For cancer to spread to other organs, many tumor cells must leave the primary tumor, travel through the bloodstream, settle and multiply in another organ. Sometimes the primary tumor sends molecules that alter the target organ in advance and prepare a nestlike structure to house the tumor cells: this is the so-called “pre-metastatic niche” in which the tumor cell can take root and develop metastases.
In their new study, the CNIO team showed that in mice that are obese due to excessive consumption of fatty foods, changes occur that promote the creation of a pre-metastatic niche, in this case in the lungs. In particular, platelet activation and blood clotting ability are increased; in addition, fibronectin, a protein that connects lung tissue cells, is activated.
Platelet armor
Obesity is known to promote blood clotting, a process that depends on the number of platelets.
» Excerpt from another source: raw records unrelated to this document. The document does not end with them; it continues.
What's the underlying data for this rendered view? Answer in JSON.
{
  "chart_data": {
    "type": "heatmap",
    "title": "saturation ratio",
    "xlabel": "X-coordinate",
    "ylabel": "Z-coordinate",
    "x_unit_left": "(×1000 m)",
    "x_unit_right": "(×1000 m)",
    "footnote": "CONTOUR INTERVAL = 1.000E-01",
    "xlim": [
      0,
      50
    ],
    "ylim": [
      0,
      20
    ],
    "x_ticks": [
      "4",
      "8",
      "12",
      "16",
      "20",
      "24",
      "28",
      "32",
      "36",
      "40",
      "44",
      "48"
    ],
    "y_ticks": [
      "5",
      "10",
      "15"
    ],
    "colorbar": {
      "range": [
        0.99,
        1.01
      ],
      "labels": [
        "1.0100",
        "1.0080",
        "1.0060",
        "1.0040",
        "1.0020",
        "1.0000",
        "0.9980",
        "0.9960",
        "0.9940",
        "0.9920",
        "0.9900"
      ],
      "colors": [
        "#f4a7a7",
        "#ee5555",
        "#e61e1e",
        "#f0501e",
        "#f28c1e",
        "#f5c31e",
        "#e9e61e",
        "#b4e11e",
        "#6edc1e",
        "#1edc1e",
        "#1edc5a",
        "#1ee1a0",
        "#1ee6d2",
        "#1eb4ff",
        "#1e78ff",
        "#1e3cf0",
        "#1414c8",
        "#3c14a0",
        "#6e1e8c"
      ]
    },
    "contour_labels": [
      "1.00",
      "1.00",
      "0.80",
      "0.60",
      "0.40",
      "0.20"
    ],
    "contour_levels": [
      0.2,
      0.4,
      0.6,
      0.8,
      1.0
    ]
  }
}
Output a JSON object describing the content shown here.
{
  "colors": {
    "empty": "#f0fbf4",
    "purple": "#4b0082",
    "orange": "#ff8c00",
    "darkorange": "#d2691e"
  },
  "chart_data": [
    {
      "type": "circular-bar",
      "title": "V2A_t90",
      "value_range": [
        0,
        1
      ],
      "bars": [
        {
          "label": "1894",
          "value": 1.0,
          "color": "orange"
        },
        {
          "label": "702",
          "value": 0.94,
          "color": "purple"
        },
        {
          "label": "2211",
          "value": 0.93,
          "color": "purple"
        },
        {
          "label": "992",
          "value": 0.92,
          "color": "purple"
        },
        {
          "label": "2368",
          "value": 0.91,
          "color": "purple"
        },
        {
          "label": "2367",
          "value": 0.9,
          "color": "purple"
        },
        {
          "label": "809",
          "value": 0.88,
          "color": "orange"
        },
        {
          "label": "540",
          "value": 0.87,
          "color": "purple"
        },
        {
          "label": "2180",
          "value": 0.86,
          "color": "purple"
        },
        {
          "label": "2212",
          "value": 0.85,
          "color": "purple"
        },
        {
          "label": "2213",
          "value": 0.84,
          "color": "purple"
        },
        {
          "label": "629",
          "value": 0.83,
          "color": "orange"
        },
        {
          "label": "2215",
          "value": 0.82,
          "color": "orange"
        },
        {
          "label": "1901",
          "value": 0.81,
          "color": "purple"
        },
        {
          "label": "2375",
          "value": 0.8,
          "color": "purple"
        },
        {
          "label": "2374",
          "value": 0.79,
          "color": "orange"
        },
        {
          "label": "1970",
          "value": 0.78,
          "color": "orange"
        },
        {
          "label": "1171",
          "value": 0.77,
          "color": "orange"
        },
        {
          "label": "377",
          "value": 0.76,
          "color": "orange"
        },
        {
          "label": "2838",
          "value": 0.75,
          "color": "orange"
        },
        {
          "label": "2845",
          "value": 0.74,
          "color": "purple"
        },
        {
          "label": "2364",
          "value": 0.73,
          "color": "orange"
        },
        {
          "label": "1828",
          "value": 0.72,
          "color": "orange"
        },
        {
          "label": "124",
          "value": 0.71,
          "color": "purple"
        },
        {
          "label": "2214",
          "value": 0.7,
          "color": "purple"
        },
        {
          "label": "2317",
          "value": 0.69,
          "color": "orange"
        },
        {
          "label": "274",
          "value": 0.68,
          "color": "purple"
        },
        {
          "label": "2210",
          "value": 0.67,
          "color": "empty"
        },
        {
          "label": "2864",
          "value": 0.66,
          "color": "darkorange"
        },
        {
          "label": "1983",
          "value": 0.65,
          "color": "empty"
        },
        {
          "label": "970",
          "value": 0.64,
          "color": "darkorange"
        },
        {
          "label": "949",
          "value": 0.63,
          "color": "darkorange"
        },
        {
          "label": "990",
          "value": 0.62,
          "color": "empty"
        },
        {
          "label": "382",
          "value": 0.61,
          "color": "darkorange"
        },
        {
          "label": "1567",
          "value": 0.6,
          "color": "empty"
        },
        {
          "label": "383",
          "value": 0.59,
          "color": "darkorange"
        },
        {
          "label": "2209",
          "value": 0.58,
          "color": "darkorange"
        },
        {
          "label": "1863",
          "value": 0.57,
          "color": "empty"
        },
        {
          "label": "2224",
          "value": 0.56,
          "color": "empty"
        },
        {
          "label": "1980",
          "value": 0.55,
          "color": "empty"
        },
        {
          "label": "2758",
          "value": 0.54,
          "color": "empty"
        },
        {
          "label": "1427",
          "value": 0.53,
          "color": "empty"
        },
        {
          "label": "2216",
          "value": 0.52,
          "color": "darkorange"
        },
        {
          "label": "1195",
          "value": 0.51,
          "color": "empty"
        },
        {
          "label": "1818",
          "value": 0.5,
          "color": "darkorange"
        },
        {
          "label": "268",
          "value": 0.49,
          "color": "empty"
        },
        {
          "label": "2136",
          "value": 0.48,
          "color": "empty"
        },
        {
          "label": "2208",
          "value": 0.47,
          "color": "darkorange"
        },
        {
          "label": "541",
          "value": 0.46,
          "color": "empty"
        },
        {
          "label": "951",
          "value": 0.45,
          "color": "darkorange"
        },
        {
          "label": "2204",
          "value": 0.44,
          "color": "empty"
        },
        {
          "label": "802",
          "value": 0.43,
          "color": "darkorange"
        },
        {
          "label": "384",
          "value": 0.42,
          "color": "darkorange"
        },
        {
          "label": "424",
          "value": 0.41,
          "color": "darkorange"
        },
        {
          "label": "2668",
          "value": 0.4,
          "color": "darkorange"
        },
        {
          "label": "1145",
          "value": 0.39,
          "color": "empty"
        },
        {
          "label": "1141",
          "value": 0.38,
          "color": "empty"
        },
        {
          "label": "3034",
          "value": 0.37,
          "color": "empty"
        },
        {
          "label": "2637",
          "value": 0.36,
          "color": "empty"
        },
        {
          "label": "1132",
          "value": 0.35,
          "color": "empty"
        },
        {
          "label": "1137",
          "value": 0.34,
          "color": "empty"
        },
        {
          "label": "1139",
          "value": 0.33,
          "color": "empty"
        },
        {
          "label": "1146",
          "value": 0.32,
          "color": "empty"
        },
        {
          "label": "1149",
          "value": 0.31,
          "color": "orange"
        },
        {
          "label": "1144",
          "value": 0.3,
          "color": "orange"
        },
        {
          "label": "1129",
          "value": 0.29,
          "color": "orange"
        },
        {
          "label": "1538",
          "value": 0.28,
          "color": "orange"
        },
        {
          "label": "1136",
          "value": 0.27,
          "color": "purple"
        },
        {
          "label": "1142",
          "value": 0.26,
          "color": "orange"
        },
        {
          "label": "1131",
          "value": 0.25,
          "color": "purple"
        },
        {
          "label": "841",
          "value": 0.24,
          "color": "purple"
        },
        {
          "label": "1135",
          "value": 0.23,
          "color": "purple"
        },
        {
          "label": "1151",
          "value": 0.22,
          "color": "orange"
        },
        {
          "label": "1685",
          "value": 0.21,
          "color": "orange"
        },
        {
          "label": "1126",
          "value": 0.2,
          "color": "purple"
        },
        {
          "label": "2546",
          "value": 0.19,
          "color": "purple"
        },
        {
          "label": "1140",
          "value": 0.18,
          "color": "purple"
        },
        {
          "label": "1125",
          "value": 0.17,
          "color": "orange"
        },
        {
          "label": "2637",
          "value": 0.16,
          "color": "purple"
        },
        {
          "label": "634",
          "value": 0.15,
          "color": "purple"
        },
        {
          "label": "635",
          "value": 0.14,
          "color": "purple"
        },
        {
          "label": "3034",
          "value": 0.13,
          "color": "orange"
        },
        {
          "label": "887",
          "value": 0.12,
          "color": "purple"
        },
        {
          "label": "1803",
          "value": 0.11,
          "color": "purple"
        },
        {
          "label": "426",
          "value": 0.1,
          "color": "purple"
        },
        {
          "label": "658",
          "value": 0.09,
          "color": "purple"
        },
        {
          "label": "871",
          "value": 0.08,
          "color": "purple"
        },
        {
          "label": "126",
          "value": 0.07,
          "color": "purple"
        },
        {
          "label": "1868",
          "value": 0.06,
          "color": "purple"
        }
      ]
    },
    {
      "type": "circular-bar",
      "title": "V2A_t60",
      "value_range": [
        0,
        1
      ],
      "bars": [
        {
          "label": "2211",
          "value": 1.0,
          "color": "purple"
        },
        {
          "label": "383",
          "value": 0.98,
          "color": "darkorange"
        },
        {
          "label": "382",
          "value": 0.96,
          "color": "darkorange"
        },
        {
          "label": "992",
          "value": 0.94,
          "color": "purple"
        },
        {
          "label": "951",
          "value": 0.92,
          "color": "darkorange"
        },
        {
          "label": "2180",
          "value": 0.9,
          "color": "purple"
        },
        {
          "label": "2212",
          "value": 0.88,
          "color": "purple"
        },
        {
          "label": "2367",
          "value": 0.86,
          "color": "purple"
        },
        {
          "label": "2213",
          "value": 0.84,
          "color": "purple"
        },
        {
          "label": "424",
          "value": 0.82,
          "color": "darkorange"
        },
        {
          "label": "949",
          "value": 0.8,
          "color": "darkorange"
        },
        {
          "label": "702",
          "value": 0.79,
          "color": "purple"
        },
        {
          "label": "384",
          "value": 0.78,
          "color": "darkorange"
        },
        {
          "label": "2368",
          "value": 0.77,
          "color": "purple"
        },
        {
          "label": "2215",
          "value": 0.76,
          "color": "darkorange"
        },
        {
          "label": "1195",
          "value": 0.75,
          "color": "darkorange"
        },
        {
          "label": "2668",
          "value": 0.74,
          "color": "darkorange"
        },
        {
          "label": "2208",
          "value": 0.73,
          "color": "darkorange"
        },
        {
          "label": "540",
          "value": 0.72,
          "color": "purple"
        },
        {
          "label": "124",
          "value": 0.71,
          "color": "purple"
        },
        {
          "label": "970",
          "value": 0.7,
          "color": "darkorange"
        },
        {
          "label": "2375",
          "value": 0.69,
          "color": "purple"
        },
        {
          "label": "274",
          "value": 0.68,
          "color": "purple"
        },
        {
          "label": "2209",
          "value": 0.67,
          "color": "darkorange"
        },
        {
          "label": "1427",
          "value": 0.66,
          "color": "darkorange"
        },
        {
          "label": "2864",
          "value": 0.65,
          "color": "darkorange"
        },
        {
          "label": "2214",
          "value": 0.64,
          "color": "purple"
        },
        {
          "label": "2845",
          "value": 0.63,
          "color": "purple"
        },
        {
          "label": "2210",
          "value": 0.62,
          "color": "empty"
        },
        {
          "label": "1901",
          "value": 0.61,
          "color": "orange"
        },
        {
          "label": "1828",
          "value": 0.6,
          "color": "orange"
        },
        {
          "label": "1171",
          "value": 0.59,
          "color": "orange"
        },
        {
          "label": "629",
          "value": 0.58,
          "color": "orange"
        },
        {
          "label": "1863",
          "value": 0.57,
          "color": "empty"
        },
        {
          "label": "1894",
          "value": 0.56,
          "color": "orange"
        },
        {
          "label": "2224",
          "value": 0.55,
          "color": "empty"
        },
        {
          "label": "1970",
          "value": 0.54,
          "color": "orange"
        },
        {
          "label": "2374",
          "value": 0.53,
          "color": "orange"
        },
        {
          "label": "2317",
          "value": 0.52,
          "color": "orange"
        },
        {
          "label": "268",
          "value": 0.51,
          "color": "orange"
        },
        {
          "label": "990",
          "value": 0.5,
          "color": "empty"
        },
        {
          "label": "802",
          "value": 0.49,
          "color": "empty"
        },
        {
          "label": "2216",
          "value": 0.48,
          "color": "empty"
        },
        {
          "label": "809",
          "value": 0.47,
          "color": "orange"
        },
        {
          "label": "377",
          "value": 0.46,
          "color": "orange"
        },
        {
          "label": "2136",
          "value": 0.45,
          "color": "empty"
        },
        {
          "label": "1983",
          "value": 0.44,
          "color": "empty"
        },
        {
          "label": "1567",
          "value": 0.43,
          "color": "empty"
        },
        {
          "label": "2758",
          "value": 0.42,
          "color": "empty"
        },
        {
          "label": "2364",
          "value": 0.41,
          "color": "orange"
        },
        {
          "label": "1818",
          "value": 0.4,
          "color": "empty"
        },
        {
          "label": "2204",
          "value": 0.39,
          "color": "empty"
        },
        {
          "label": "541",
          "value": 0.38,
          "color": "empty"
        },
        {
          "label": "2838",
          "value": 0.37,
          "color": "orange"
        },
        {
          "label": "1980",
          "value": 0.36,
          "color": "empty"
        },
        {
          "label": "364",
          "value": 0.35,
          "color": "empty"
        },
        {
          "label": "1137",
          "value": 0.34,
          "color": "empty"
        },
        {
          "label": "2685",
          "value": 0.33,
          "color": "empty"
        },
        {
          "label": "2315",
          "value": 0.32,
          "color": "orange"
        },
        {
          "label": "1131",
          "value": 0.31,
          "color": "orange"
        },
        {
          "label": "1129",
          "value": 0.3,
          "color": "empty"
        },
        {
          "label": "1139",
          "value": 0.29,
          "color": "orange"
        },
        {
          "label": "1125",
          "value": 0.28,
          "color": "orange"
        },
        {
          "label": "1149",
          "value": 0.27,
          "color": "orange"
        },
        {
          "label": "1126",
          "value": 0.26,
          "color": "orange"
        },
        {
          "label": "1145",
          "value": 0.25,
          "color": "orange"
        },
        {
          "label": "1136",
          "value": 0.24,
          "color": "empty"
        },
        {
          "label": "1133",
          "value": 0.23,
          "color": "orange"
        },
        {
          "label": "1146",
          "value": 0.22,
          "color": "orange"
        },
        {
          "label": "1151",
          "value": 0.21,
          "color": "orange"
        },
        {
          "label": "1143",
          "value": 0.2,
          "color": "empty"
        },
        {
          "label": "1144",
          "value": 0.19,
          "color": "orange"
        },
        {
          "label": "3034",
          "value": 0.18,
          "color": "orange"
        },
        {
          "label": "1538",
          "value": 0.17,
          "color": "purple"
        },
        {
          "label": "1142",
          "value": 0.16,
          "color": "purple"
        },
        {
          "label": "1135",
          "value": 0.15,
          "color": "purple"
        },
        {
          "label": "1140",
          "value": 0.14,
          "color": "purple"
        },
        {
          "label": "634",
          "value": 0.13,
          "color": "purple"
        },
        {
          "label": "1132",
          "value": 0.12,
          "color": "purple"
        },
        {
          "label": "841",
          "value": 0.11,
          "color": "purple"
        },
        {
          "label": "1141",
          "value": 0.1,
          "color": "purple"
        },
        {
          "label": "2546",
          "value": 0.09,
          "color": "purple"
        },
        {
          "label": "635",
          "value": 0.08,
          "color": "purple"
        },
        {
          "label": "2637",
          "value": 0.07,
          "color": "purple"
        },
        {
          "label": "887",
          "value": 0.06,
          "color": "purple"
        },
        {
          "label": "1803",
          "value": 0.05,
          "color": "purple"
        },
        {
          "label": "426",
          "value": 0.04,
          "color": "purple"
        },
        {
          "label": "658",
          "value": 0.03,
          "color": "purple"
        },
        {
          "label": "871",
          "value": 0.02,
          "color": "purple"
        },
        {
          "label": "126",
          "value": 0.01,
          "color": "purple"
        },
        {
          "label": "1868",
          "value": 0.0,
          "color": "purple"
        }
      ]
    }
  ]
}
Indeed, in animals fed a fatty diet, cells rejected from a primary tumor are surrounded by more platelets during their journey through the blood than in mice with a normal diet.
One hypothesis is that platelets may prevent the body’s defenses from detecting cancer cells: platelets form an “armor around tumor cells, preventing the immune system from recognizing and destroying them.
A fertile ground for metastasis
In addition to its effect on platelets, the CNIO team found that a high-fat diet increases the expression of the protein fibronectin in lung tissue where tumor cells metastasize.
Fibronectin forms the tissue that connects lung cells, thereby helping to create a pre-metastatic niche into which the tumor cell enters. It also allows the tumor cell to interact more effectively with platelets. The scientists verified that the interaction of the tumor cell with both the lung endothelium and platelets is regulated by fibronectin.
To investigate the implications of these findings for patients, researchers from the CNIO Breast Cancer Clinical Research Unit, led by Miguel Ángel Quintela, participated in the study.
After analyzing blood samples from triple-negative breast cancer patients obtained before surgery and after undergoing chemotherapy, they were able to confirm that patients with higher blood clotting – shorter prothrombin time – were found to have a higher risk of recurrence within five years.
These findings “may help identify additional risk factors in breast cancer patients undergoing treatment, which will contribute to better clinical management of the disease,” the researchers said.
Potential clinical applications
The work, carried out in collaboration with other CNIO units and other centers in Spain and Canada, explored the first possibilities for clinical applications of the findings. One of them was to modify the diet in animal models. When the high-fat diet was abandoned and the mice lost weight, platelet counts and blood clotting returned to normal levels. As a result, metastasis decreased.
These results, combined with clinical studies from other groups, suggest a future in which dietary intervention or dietary modification, along with control of platelet activity, may improve the effectiveness of some anticancer therapies. This will not become a stand-alone treatment but may complement other treatments.